Abstract

We treat a challenging problem of confidentiality-preserving data publishing: how to repeatedly update a released weakened view under a modification of the input parameter values, while continuously enforcing the confidentiality policy, i.e., without revealing a prohibited piece of information, neither for the updated view nor retrospectively for the previous versions of the view. In our semantically ambitious approach, a weakened view is determined by a two-stage procedure that takes three input parameters: (i) a confidentiality policy consisting of prohibitions in the form of pieces of information that the pertinent receiver of the view should not be able to learn, (ii) the assumed background knowledge of that receiver, and (iii) the actually stored relation instance, or the respective modification requests. Assuming that the receiver is aware of the specification of both the underlying view generation procedure and the proposed updating procedure and additionally of the declared confidentiality policy, the main challenge has been to block all meta-inferences that the receiver could make by relating subsequent views.

Extended Abstract

Within a framework of cooperating with partners and sharing resources with them, managing the fundamental asset of own information – whether personal or institutional – has evolved as a main challenge of IT-security, leading to diverse computational techniques to enforce all kinds of an owner's interests. This includes confidentiality-preserving data publishing aiming at hiding specific pieces of information while still providing sufficient availability. One class of techniques for confidentiality-preserving data publishing distorts data by weakening the still true information content of released data, e.g., by explicitly erasing sensitive data or by substituting sensitive data items by suitably generalized ones, as for instance applied for k-anonymization with l-diversification.

Whereas the effectiveness of many such techniques relies on the appropriateness of more or less intuitive concepts, like, e.g., quasi-identifiers, our own approach has more ambitiously been based on a fully formalized notion of semantic confidentiality in terms of inference-proofness. This notion considers an authorized receiver that profits from some background knowledge and unlimited computational resources for rational reasoning. More specifically, in previous work we conceptually designed a two-stage view generation procedure that weakens the information content of an actually stored relation instance, and we verified the requested confidentiality property and experimentally evaluated the runtime efficiency. This procedure takes three input parameters, (i) a confidentiality policy consisting of prohibitions in the form of pieces of information that the pertinent receiver of the view should not be able to learn, (ii) the assumed background knowledge of that receiver in the form of single-premise tuple-generating data dependencies, and (iii) the actually stored relation instance.

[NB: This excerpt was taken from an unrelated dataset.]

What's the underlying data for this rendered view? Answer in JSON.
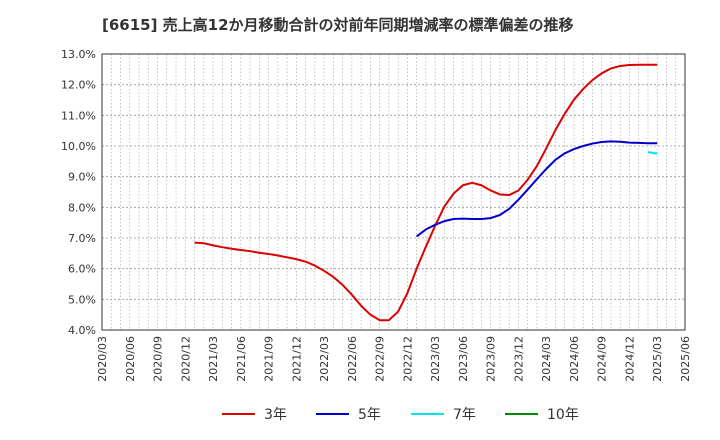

In the present work we address and solve the problem of efficiently updating a released weakened view under a modification of the input parameter values, while continuously enforcing the confidentiality policy, i.e., without revealing a prohibited piece of information, neither for the updated view nor retrospectively for the previous versions of the view. Conservatively assuming that the receiver is aware of the specification of both the view generation procedure and the updating procedure and, additionally, of the declared confidentiality policy – and thus of the whole security configuration consisting of the policy and the background knowledge – the main challenge has been to block all meta-inferences that the receiver could draw by relating subsequent views. The wanted blocking is achieved by establishing sufficient indistinguishability between the actual, possibly harmful situation and a fictitious harmless situation.